Geliebte Zuhörer! Ich gehe nicht ein auf die besonderen Schwierigkeiten, Sorgen, Mühen und Leiden, auch nicht auf die Taten, die Erfolge und die Freuden seines Pontifikates in Metz 1901–1919. Aber ich kann mir nicht versagen, zu erinnern an den Eucharistischen Kongreß 1907, der so recht die Sonnenhöhe seines bischöflichen Lebens und Wirkens bezeichnete. Das waren noch die schönen Zeiten, wo die Katholiken der verschiedensten Nationen vor dem heiligsten Sakrament sich als Brüder fühlen und lieben konnten; es waren Tage eines himmlischen Friedens, voll wahrer Paradiesesfreude.
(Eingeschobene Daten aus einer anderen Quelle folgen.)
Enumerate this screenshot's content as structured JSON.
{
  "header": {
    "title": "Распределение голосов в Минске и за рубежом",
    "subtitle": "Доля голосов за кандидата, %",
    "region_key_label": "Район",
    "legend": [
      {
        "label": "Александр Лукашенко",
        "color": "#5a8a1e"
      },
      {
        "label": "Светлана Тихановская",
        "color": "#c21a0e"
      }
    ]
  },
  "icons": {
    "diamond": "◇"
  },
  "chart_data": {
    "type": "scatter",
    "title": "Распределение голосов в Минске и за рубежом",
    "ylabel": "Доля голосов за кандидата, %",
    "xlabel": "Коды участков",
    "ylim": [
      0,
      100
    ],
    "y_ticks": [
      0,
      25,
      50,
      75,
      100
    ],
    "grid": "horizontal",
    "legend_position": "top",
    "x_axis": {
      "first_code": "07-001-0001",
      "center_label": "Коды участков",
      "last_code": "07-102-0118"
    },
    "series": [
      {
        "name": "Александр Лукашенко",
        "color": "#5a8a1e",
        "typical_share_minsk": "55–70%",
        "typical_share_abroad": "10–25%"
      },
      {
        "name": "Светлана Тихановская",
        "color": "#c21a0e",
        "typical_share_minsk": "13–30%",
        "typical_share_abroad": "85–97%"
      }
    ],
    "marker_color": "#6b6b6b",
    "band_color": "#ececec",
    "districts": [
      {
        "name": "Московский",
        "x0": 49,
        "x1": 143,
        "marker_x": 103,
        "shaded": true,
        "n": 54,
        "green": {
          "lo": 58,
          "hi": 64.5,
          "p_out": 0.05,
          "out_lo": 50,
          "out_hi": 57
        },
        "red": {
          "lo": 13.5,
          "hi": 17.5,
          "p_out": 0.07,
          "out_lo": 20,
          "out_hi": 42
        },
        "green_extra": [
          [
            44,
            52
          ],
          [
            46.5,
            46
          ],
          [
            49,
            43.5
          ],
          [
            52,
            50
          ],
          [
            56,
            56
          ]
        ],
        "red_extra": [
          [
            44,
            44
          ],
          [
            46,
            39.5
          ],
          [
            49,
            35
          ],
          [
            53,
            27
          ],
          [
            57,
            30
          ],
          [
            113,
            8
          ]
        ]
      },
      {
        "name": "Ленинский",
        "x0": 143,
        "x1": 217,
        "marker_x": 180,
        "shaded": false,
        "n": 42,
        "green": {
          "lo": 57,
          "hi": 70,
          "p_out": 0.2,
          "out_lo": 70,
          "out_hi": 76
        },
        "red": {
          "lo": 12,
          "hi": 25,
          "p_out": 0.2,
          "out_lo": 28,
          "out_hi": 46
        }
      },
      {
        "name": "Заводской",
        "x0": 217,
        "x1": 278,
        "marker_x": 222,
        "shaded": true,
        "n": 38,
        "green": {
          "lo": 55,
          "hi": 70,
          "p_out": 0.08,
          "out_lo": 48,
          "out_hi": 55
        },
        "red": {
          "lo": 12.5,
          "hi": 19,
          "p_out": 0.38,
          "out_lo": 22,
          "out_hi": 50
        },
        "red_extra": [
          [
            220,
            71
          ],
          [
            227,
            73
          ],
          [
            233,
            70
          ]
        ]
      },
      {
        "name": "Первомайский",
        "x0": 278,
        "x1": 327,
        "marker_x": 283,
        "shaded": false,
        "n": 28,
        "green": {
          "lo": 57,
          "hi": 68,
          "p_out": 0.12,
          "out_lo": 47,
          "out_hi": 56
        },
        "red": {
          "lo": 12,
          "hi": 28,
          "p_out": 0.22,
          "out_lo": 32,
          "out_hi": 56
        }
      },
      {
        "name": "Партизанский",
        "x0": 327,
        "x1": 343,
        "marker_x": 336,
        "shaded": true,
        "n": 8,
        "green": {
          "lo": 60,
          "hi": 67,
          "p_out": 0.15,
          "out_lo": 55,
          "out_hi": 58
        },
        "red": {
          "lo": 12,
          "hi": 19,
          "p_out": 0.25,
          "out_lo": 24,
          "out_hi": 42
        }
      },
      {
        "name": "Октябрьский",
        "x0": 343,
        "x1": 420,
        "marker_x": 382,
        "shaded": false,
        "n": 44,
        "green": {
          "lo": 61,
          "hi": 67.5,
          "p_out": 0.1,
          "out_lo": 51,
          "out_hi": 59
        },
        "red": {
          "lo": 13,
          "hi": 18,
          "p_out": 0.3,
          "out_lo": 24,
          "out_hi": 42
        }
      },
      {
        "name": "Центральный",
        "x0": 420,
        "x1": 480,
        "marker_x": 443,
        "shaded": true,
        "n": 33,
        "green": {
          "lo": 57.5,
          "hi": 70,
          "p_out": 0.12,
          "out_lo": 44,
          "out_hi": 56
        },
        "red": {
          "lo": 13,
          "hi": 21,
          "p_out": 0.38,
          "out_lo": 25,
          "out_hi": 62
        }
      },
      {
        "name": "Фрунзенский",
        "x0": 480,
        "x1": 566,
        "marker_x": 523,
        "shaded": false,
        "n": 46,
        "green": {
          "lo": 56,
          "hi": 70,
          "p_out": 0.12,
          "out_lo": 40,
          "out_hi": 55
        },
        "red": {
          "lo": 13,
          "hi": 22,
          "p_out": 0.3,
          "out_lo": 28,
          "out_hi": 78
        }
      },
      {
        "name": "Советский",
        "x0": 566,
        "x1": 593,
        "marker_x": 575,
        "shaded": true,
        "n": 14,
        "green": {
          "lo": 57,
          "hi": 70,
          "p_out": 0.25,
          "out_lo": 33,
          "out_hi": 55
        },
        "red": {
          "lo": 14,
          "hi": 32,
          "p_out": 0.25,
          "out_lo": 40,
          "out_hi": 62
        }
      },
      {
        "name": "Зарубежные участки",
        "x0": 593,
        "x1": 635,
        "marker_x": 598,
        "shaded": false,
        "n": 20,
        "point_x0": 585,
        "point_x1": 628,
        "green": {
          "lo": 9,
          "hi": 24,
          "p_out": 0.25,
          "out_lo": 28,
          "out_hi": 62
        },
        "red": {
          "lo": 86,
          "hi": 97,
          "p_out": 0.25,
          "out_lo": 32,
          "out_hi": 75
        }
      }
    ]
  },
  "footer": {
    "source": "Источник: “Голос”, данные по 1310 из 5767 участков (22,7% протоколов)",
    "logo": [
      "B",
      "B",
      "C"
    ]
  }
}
Die Sonne dieses Festes war und blieb bis zum Ende die Sonne seines Lebens, der Mittelpunkt und Brennpunkt seiner Diözesanregierung, die mehr auf Gebeten als auf Geboten beruhte, der Quellpunkt all des Segens seines Pontifikates in guten und bösen Tagen, im Frieden und mitten im schrecklichen Krieg.

Als aber der Krieg zu Ende war, da erging zum viertenmal an ihn der Ruf: »Veni, sequere me!« Und diesmal hatte der Ruf etwas vom Klang der »tuba mirum spargens sonum.« Komm und folge mir nach! Verlasse deine Herde, deine Diözese, deine Kathedrale, deinen Bischofssitz, verlasse alles und folge mir nach!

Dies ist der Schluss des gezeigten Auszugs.